Some of the changes are in the buildings, some are in its business operations and some are in the way the faculty and staff work. All work together to reduce the college’s utility bills.
In 2009, DSCC’s president’s staff set the course for college-wide energy efficiency by choosing to dedicate funding available through the American Recovery and Reinvestment Act (ARRA) to the project.
As a result, the college began aggressively implementing the energy saving recommendations provided by Energy System Group (ESG).
ESG was hired by the Tennessee Board of Regents — DSCC’s governing body — to prepare a detailed energy study. The study provided a list of 10 major energy cost-savings measures that included recommendations for physical plant improvements, water conservation measures and appliance changes.
To date, six of the 10 recommendations have been completed. These include refrigerant flow improvement in DX cooling equipment and replacing the chillers, part of the heating and air conditioning system, in the Dale F. Glover Education Building, the E.H. Lannom Jr. Gym-nasium, the E.B. Eller Ad-ministration Building and the Academic Building at the DSCC Jimmy Naifeh Center at Tipton County.
The college also replaced the rooftop air conditioning unit serving the Lannom Gymnasium’s front lobby and replaced the 15-ton condensing unit in the gymnasium’s music and band room. In addition, the college is also removing and/or replacing oversized or no longer needed HVAC equipment.
“We started working through the list, completing the projects that would make the greatest impact on our utility expenses for the least cost to the college. We used stimulus funds to pay for some of the more costly changes, and included other changes while doing building renovations,” said Kent Jetton, DSCC physical plant director.
At the direction of DSCC’s president’s staff, the college will begin implementing the most expensive, but most potentially beneficial, recommendation this spring — retrofitting and replacing the remaining older lighting fixtures at all its locations. The lighting replacement project will cost $250,000 and will be paid from college plant funds. Based on energy analysis that projects the savings in utility costs, the college expects to recoup the investment in the lighting upgrade in five years.
OGCB Consulting Engi-neers of Memphis will be overseeing the project for DSCC. The company, which has also worked with Rhodes College and Sewanee on similar projects, will conduct an energy analysis that “looks at every aspect of every building,” said project coordinator Michael “Chip” Svoboda.
“We will recommend energy applications that make sense,” he said.
While making changes to the physical plant, the college worked to change its energy consumption habits.
“The best and easiest way to save energy is not to use it,” Jetton said.
To help the DSCC faculty and staff understand the impact energy costs were having on the college’s operating budget, energy scorecards that tracked utility expenses at each DSCC location were presented at Administrative Council meetings. Information and reminders about energy conservation were published in Work in Progress, the college’s faculty and staff newsletter. All faculty and staff have been asked to turn off computers when not in use and to remove unnecessary appliances.
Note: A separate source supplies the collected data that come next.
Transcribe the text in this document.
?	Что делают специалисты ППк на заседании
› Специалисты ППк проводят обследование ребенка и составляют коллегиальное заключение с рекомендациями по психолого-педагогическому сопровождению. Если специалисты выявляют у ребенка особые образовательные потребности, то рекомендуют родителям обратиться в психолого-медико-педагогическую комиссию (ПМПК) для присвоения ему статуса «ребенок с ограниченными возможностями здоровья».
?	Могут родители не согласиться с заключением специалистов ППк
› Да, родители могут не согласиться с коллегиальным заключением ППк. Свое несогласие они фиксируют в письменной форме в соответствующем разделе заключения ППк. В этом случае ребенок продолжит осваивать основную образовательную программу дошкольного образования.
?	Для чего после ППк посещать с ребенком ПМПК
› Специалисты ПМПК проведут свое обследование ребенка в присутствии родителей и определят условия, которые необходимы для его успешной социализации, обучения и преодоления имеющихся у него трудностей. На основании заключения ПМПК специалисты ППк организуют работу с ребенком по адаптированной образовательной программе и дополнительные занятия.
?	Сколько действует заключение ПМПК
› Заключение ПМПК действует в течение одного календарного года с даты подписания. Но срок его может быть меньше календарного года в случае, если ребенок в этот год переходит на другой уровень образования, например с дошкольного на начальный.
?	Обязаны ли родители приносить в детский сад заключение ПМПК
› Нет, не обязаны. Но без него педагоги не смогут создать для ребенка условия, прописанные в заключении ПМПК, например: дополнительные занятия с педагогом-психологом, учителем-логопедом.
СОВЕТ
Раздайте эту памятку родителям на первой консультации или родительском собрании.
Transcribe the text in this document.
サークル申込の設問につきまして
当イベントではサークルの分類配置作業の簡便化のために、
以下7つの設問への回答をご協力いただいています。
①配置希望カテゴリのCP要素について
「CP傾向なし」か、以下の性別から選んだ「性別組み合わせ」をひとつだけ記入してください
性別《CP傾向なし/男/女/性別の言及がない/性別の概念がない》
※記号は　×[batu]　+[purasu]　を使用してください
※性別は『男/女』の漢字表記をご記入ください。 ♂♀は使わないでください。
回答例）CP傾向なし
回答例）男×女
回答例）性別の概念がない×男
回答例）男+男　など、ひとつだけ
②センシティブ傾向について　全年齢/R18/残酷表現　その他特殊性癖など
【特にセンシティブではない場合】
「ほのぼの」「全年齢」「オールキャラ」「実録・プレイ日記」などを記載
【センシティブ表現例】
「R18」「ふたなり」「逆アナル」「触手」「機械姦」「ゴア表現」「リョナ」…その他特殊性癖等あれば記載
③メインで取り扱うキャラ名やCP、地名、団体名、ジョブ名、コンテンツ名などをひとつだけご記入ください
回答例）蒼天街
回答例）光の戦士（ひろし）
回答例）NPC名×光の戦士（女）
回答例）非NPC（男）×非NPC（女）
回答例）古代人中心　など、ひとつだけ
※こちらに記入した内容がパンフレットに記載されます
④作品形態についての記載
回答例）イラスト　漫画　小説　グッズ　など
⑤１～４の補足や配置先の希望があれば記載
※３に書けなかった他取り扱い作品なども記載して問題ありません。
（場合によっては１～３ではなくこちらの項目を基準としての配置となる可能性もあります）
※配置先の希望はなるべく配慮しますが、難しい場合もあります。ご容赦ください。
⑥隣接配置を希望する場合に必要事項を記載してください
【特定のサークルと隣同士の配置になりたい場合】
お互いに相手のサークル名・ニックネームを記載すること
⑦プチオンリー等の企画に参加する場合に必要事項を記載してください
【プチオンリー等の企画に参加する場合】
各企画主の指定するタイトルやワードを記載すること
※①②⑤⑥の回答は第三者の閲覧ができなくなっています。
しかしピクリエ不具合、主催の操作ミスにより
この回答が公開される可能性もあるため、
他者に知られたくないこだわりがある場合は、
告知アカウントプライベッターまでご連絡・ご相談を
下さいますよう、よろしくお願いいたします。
In addition, DSCC has been thinking forward in its recent renovation and construction projects. As a part of the Dyersburg campus Learning Resource Center construction and renovation, new energy efficient white roofs were installed. The Student Center, constructed in 2008, and the Campus Activities building, renovated the same year, are now heated and cooled through an innovative geothermal system.
One particularly effective energy cost-saving measure is DSCC’s participation in Energy Network Operations Center, an energy management program recommended by the Tennessee Valley Authority. The college entered the program in the spring of 2011. According to its website, EnerNOC “helps commercial, institutional and industrial organizations use energy more intelligently, pay less for it and generate cash flow that benefits the bottom line.”
Together, these changes will help keep utility costs lower and the college more affordable. The college is appointing a committee to continue implementing changes that are cost effective and keep DSCC on the forefront of the energy conservation movement.